Other big banks, such as Goldman Sachs, Morgan Stanley and Bank of America, have yet to offer direct cryptocurrency funds to retail wealth clients, but other competitors are also moving in, given the growing number of family offices that manage the assets and personal affairs of the wealthy looking to invest in cryptocurrencies.
According to a recent Goldman Sachs survey, 15% of clients surveyed, including more than 150 family offices worldwide, have invested in cryptocurrencies, and 45% are interested in joining them as a hedging tool, To accommodate “macroeconomic conditions such as high inflation and prolonged low interest rates resulting from a year of unprecedented global monetary and fiscal policy stimulus”. The attitude of these hidden family offices, which serve the rich, will affect several markets.

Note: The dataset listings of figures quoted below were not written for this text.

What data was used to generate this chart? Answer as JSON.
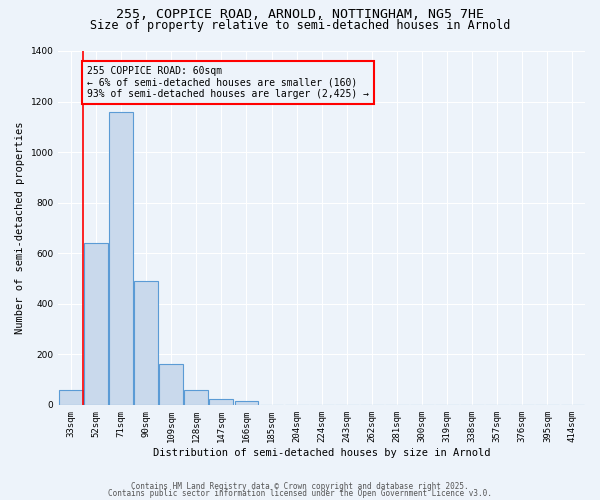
{
  "title": "255, COPPICE ROAD, ARNOLD, NOTTINGHAM, NG5 7HE",
  "subtitle": "Size of property relative to semi-detached houses in Arnold",
  "xlabel": "Distribution of semi-detached houses by size in Arnold",
  "ylabel": "Number of semi-detached properties",
  "bar_color": "#c9d9ec",
  "bar_edge_color": "#5b9bd5",
  "categories": [
    "33sqm",
    "52sqm",
    "71sqm",
    "90sqm",
    "109sqm",
    "128sqm",
    "147sqm",
    "166sqm",
    "185sqm",
    "204sqm",
    "224sqm",
    "243sqm",
    "262sqm",
    "281sqm",
    "300sqm",
    "319sqm",
    "338sqm",
    "357sqm",
    "376sqm",
    "395sqm",
    "414sqm"
  ],
  "values": [
    60,
    640,
    1160,
    490,
    160,
    60,
    25,
    15,
    0,
    0,
    0,
    0,
    0,
    0,
    0,
    0,
    0,
    0,
    0,
    0,
    0
  ],
  "ylim": [
    0,
    1400
  ],
  "yticks": [
    0,
    200,
    400,
    600,
    800,
    1000,
    1200,
    1400
  ],
  "red_line_x": 1,
  "annotation_title": "255 COPPICE ROAD: 60sqm",
  "annotation_line1": "← 6% of semi-detached houses are smaller (160)",
  "annotation_line2": "93% of semi-detached houses are larger (2,425) →",
  "footer1": "Contains HM Land Registry data © Crown copyright and database right 2025.",
  "footer2": "Contains public sector information licensed under the Open Government Licence v3.0.",
  "background_color": "#edf3fa",
  "grid_color": "#ffffff",
  "title_fontsize": 9.5,
  "subtitle_fontsize": 8.5,
  "tick_fontsize": 6.5,
  "ylabel_fontsize": 7.5,
  "xlabel_fontsize": 7.5,
  "annotation_fontsize": 7,
  "footer_fontsize": 5.5
}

Some estimate that if these high net worth individuals each bought and held just one bitcoin, there would be no bitcoin in circulation. Of course, that’s not going to happen. At the very least, we all know that the vast majority of Bitcoin is in the hands of a few whales. According to j.p. Morgan, only 5 percent of the more than 18.7 million bitcoins currently in circulation have actually changed hands over the past year, meaning millions of bitcoins are held in a handful of accounts.
They also expressed interest in investing in the “digital asset ecosystem.” Meena Flynn of Goldman Sachs Private Asset Management:
“Most family offices want to talk to us about blockchain and digital ledger technology. They think it will be as productive as the Internet in terms of increasing efficiency.”
However, other clients surveyed indicated that they are still very concerned about the long-term value of digital currencies, even with the recent increase in the financial industry’s tolerance towards cryptocurrencies and blockchains. Bitcoin, the world’s largest cryptocurrency, is now more than 50% below its all-time high of nearly $65,000 in mid-April. On Tuesday, the price of bitcoin fell below $30,000 for the first time in a month, but overall, it is up more than 230 percent from last year’s level.